Depois da fila mais longa e humilhante do mundo pra entrar na porra do bar, lá estou eu com meus amigos, dois arrombados com menos ação que aleijado em piscina. Mas fazer o quê, tem que ser positivo, e finalmente consegui entrar.
Começo a tomar uma cerveja atrás da outra pra criar coragem, e entre um baseado disfarçado no banheiro, já se foi meia noite.
Vou tentando uma atrás da outra e parece que todas as vadias da balada se combinaram pra me dar um fora.
Até que toca aquele som do Turf que todo mundo conhece. Começo a pular com meus amigos que, pra alegria do meu ego, também não tiveram sorte nenhuma. Entre uma zoeira e outra, decidimos jogar a última ficha antes que a roleta diga "não vai mais".
Aí, com atitude de vencedor — coisa que é foda de ter quando se tem menos vida sexual que astronauta —, a gente chega nuns rabos de saia. E o filho da puta do Pedro fica com a que era até passável, e o que sobra pra mim? Aff, coitada da feiosa, parecia que até o rosto doía de tão feia que era. Mas fazer o quê, um deslize não faz mal a ninguém. Depois de usar todo meu arsenal e tudo que eu manjo do assunto, tô enganchado com a magrela. Antes de tudo acabar, vou lá e, como quem pede um último desejo antes de morrer na frente do pelotão de fuzilamento, peço pro cara do bar me dar a bebida mais forte que ele tem e a mais pura possível. Parecia gasolina aquela merda, mas o mau bocado passa rápido.

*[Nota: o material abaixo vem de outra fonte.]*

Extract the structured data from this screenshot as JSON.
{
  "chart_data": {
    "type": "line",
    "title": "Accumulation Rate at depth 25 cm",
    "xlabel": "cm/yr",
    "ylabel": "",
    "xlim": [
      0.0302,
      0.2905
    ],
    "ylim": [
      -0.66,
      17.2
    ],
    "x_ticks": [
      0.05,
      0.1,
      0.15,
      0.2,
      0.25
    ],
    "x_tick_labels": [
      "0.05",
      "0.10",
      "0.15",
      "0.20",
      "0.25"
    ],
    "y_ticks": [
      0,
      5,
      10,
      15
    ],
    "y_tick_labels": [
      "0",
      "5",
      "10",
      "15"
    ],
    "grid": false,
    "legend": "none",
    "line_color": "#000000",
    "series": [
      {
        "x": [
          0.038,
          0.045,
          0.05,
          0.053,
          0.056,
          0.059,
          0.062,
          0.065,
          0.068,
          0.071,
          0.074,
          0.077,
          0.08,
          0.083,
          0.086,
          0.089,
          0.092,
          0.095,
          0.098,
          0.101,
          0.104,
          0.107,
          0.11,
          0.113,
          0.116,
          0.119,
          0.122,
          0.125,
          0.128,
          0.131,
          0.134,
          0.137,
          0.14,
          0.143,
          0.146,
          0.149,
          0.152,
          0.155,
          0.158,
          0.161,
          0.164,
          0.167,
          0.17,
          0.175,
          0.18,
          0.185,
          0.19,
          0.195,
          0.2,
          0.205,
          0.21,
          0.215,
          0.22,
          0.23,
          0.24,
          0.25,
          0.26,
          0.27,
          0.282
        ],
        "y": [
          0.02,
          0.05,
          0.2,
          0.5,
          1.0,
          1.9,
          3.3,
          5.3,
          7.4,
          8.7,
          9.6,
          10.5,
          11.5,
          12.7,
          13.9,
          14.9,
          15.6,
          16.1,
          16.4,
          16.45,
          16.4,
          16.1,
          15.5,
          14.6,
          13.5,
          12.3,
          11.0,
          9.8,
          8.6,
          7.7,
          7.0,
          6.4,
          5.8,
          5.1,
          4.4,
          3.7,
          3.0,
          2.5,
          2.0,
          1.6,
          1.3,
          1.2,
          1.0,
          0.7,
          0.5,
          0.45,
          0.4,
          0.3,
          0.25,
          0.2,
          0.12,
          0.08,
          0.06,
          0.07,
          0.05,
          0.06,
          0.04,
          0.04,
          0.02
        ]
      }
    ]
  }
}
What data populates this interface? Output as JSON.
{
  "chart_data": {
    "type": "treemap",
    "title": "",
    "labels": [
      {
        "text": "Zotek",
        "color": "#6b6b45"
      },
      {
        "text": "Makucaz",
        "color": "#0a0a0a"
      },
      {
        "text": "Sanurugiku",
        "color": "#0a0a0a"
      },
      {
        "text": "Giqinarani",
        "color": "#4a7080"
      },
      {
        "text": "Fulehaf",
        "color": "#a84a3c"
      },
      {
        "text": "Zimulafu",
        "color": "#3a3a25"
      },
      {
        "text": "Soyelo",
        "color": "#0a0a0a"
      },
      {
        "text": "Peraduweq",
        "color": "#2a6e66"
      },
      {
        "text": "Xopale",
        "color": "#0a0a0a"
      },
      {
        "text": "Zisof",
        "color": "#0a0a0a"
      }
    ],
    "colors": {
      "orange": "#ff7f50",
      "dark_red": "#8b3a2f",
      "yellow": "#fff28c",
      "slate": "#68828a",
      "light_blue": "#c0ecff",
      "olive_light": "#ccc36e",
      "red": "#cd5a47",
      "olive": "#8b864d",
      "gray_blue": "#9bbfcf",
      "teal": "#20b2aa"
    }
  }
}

Subimos no Fiatinho e arranco pro hotel. "Tenho que terminar com esse leite acumulado", vou pensando. A magrela já se joga pra fazer um boquete. Foco na estrada e sinto como se tivesse metido a pica num micro-ondas de tão rápido. Parece que tem duas línguas a filha da puta. Não aguentei nem 5 minutos aquele boquete gostoso até encher a boca dela com meus filhotes.
Chegamos no hotel e, depois de pagar, pego o quarto 13. Entro, me troco e procuro a camisinha que é mais velha que injustiça social. A magrela se despe — é um monumento à dengue, a desgraçada tem menos carne que semana santa. Já tô aqui e tenho que ver a cara de Cristo, senão vou começar a chutar pro outro lado a qualquer hora 🙎♂️. Entro no banheiro enquanto apalpo a cobra, reanimando ela pra ação.
Chega a magrela, sobe em mim e se mexe como se tivesse cumprindo pena nos últimos 15 anos — se movia mais rápido que o Alonso na reta final. Tava lixando minha pica, a desgraçada. Me concentro em salada, isso sempre me faz aguentar um pouco mais. Mas dessa vez não, não aguento mais. Gozei. Finalmente cortei essa sequência de não pegar nem uma gorda empacada. Fim de semana após fim de semana, eu me digo. A magrela parece insatisfeita, mas pra mim tanto faz. Levo ela até a casa dela — casa bonita, a desgraçada. Peço o telefone por cortesia, embora saiba bem que posso precisar, e me despeço o mais educado possível. Já tô imaginando as zoações dos babacas, mas não foi nada mal, vou pensando.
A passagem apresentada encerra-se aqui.